Les Nations Unies considèrent et ont jugé que la "nomination" de Jérusalem comme capitale de l'Etat d'Israël est nulle et non avenue, mais Madeleine Albright, secrétaire d'Etat américain n'a cure des décisions onusiennes.
Elle déclarait le 14 juillet 1999: "Un accord entre Jérusalem et Damas ou entre Jérusalem et Gaza n'est pas moins difficile qu'un accord entre New Dehli et Islamabad, ou entre noirs et blancs en Afrique du Sud."
Pour Madame Albright, et les Etats-Unis au nom desquels elle s'exprime, Jérusalem est la capitale de l'Etat d'Israël.
Juifs, Chrétiens, Musulmans, Bouddhistes, Hindouistes, Athées, quelques soient les croyances, les convictions, les systèmes politiques, l'humanité de tous les hommes a des droits et des devoirs à l'égard de son patrimoine commun.

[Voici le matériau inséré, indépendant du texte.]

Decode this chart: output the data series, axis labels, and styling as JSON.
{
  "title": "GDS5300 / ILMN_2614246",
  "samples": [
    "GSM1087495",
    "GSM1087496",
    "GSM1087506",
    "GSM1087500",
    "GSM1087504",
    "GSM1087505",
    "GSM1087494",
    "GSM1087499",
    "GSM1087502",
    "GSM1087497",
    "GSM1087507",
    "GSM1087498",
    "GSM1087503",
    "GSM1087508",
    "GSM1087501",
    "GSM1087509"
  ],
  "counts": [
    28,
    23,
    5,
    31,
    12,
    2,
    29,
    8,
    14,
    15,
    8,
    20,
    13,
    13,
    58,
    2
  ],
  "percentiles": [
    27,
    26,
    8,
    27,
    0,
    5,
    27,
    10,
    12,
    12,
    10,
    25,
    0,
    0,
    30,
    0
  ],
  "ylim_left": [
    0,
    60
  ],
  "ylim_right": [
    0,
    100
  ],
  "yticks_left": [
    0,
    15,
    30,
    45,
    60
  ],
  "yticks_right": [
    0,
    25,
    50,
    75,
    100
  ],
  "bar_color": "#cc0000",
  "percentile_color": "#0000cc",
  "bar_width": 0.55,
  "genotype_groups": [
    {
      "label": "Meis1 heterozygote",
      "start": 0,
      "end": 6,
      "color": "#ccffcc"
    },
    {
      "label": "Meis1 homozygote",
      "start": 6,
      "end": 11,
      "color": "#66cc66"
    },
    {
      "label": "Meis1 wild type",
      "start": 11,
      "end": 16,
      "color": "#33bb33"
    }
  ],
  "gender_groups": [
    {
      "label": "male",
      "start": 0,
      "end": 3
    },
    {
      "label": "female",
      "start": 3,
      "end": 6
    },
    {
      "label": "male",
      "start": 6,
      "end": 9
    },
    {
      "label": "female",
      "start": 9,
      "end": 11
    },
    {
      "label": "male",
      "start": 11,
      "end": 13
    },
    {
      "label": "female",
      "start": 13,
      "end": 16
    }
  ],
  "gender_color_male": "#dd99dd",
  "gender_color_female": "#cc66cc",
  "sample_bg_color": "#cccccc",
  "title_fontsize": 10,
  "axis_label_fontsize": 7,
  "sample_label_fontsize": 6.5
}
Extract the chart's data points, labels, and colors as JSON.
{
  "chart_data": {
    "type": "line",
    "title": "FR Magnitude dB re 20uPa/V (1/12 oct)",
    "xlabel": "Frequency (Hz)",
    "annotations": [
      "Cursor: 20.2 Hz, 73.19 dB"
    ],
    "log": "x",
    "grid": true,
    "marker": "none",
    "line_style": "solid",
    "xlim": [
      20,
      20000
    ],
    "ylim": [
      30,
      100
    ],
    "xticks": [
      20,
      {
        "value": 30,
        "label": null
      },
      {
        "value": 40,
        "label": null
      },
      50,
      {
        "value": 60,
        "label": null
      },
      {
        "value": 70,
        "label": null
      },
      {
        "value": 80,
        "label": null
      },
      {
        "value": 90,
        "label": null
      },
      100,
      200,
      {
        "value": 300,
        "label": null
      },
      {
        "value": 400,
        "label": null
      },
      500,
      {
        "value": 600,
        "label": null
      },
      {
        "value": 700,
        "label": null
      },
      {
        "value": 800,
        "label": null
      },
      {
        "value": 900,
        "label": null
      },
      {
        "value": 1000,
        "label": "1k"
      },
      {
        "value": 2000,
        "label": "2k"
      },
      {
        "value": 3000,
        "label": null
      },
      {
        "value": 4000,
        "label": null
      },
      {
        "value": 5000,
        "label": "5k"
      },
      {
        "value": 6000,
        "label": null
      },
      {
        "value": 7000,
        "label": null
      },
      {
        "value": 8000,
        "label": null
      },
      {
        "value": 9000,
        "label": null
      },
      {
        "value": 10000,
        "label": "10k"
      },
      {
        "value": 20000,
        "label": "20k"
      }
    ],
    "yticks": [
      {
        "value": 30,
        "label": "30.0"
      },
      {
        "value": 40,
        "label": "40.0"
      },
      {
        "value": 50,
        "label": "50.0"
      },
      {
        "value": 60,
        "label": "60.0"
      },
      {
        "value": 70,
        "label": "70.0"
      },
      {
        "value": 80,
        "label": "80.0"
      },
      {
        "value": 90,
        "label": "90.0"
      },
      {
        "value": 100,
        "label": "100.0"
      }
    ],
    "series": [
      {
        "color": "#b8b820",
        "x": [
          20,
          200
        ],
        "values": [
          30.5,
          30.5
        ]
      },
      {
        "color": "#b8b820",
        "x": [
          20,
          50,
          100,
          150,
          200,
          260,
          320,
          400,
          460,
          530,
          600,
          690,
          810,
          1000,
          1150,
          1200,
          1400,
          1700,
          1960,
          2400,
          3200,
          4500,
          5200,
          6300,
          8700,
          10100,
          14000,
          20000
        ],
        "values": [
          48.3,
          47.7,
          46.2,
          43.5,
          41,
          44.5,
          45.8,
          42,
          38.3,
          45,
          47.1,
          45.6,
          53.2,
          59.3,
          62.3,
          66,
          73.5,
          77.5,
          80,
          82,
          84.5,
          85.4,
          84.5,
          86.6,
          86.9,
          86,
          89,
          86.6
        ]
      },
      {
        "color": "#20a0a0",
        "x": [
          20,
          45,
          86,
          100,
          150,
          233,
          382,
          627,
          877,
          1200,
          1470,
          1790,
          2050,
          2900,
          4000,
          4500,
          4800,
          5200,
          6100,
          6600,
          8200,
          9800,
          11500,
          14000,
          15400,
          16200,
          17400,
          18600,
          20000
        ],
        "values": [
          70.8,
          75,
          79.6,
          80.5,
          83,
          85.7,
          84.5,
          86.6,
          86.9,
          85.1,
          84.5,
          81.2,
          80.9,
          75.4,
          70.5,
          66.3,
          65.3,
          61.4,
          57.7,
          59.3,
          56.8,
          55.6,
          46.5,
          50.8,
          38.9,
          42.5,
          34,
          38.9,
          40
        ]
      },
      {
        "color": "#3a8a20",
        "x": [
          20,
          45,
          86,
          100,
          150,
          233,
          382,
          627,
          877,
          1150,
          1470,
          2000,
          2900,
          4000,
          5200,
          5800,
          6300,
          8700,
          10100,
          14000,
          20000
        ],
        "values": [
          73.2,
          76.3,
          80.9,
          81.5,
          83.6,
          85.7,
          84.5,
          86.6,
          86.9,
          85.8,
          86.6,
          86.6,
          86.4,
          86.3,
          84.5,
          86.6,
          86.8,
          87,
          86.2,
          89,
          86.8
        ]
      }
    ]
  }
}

Jérusalem, la ville des Lieux saints des trois grandes religions monothéistes fait partie de ce patrimoine, et il est intolérable et révoltant qu'une poignée de fanatiques humanicides, érigés en Etat par la violence, et instrumentalisés pour des intérêts économiques et financiers, en fasse sa propriété privée, dans le but d'en faire disparaître ses habitants, le peuple palestinien, à coups de dollars.